Simultaneamente, a cidade foi adaptada, pegando um pedaço da calçada e deixando faixas de travessia mais nítidas. Os estacionamentos das bicicletas que foram instalados não ocupam tanto espaço, e podem ser instalados em qualquer lugar. Onde não há calçada para o Bicing, pega-se um pedaço do estacionamento da rua, como nessa foto:
Tem de ser barato - para o governo e o cidadão
O Bicing, ao contrário dos sistemas franceses, só funciona para moradores de Barcelona. Você compra um cartão (magnético, com RFID), paga uma anuidade de 30 Euros (R$ 72), associa a conta a um cartão de crédito e tem o direito a pegar quantas bicicletas quiser, desde que devolva no tempo certo. No início, para popularizar o sistema, a assinatura anual custava módicos 6 Euros.

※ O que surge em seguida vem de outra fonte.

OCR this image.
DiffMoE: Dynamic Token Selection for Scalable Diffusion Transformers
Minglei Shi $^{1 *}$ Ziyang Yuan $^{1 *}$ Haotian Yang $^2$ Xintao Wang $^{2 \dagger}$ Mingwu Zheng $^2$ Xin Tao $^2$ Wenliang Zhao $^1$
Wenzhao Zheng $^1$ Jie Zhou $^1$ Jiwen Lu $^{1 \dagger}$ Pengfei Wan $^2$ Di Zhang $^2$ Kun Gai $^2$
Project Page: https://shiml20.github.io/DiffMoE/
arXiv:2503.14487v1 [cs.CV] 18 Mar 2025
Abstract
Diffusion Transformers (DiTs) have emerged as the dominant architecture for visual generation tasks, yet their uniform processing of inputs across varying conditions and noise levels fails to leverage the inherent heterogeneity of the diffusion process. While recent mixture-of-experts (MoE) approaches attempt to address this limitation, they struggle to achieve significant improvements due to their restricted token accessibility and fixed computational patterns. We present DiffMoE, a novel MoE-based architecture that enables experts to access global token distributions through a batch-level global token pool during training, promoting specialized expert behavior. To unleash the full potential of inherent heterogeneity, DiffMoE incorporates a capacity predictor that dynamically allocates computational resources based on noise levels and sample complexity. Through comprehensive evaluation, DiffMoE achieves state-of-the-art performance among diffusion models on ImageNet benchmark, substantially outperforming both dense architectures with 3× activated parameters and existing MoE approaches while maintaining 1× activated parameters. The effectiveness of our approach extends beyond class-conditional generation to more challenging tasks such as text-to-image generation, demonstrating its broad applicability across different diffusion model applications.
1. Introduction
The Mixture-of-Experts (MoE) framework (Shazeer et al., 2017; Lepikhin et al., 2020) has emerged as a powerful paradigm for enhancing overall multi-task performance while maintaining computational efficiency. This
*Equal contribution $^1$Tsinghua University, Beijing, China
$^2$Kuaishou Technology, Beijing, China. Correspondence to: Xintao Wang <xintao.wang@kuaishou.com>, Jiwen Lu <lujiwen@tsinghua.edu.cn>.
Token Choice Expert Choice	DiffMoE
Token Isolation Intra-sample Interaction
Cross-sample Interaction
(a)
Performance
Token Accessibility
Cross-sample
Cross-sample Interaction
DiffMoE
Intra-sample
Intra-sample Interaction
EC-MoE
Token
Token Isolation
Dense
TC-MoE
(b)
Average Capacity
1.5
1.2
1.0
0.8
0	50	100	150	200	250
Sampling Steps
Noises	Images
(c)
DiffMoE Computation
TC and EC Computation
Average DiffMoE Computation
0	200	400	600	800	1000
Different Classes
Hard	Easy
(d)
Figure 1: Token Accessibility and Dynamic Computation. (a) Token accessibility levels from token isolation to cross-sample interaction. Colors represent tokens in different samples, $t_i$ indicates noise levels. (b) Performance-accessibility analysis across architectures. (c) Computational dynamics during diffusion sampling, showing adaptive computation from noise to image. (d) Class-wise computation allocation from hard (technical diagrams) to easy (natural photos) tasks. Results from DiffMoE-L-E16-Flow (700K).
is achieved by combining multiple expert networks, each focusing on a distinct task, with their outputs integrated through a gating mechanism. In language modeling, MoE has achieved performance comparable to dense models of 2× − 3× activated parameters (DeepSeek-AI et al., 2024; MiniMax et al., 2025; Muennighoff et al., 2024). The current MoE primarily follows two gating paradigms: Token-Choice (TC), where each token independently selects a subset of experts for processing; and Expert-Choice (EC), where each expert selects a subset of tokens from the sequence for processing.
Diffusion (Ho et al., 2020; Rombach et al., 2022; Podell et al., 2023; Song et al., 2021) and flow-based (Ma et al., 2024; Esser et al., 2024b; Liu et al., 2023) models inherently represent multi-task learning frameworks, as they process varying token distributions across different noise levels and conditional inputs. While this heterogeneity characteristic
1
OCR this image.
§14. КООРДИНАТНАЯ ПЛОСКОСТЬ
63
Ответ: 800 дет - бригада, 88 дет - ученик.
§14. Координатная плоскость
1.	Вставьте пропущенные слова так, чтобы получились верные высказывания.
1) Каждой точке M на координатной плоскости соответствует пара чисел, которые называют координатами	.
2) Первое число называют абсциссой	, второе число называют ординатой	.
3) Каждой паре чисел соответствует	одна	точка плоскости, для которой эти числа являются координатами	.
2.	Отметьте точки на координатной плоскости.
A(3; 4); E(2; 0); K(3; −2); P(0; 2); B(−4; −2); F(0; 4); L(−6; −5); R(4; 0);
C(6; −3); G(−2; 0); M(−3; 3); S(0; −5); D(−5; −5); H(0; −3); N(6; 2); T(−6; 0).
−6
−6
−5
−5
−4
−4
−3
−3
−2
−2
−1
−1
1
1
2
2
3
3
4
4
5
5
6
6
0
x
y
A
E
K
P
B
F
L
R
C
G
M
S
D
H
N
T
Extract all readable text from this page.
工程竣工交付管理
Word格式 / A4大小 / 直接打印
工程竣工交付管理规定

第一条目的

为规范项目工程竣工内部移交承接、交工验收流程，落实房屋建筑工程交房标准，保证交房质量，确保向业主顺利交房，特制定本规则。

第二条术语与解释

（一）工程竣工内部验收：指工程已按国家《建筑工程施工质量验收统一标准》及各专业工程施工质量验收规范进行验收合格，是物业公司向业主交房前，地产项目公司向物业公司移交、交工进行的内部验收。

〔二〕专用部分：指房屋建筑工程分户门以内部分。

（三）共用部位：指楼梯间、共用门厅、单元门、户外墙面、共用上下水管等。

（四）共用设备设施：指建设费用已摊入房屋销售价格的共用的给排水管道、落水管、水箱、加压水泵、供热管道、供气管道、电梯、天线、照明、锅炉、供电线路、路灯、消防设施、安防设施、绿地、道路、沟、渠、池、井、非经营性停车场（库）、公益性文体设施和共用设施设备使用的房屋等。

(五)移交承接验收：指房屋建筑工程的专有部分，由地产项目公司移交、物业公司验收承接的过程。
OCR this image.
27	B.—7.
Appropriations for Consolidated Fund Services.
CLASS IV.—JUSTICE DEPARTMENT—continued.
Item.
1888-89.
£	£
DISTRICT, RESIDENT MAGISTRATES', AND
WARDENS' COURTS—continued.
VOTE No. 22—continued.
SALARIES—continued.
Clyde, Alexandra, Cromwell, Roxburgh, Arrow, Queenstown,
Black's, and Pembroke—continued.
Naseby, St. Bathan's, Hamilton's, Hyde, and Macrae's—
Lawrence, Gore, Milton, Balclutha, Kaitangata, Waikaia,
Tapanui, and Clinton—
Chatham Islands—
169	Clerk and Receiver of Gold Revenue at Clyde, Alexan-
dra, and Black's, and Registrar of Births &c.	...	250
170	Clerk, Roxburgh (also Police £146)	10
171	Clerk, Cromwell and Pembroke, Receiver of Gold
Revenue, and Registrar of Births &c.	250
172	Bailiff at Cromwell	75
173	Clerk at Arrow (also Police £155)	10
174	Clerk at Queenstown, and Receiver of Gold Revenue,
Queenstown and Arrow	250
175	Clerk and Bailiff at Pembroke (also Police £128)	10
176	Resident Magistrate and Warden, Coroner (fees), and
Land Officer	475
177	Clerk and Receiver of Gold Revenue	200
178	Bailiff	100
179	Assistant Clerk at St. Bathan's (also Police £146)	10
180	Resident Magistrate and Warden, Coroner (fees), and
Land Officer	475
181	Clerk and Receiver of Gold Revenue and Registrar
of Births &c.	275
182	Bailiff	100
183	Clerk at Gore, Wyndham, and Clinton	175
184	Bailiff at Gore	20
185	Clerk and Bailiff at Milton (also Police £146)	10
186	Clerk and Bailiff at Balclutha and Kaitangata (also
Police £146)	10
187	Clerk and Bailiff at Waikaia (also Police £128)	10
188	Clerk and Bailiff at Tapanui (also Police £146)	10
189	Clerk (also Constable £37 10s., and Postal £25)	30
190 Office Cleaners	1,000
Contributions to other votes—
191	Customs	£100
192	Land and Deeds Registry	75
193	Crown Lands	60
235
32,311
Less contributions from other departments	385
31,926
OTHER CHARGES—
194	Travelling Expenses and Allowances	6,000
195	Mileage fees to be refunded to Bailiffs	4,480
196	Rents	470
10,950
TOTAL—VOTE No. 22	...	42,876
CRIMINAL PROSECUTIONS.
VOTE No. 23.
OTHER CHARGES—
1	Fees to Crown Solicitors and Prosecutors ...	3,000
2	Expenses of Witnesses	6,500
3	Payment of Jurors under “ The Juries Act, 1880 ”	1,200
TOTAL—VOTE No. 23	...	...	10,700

É claro que, pelo custo de funcionamento, vê-se que o sistema não foi feito para dar lucro. Quem administra o sistema é uma gigante da publicidade outdoor na Europa, a ClearChannel, que criou o primeiro dos sistemas de aluguel de bicicleta em Rennes, na França, em 2001. O governo paga 2,13 milhões de Euros (R$ 5,14 milhões) por ano ao Clear Channel, e o dinheiro vem todo do Detran/CET local: os carros pagam multas por estacionar em lugar proibido, a grana vai para bicicletas.E R$ 5,14 milhões é pouco mais de 1% do que a CET arrecada em multas na cidade de São Paulo.
Há uma opção ainda de não pagar coisa alguma à empresa que administra o sistema das bicicletas: atualmente Barcelona considera liberar as estações e bicicletas para publicidade, podendo, ao invés de gastar dinheiro, ganhar com as bicicletas ao custo de alguma poluição visual.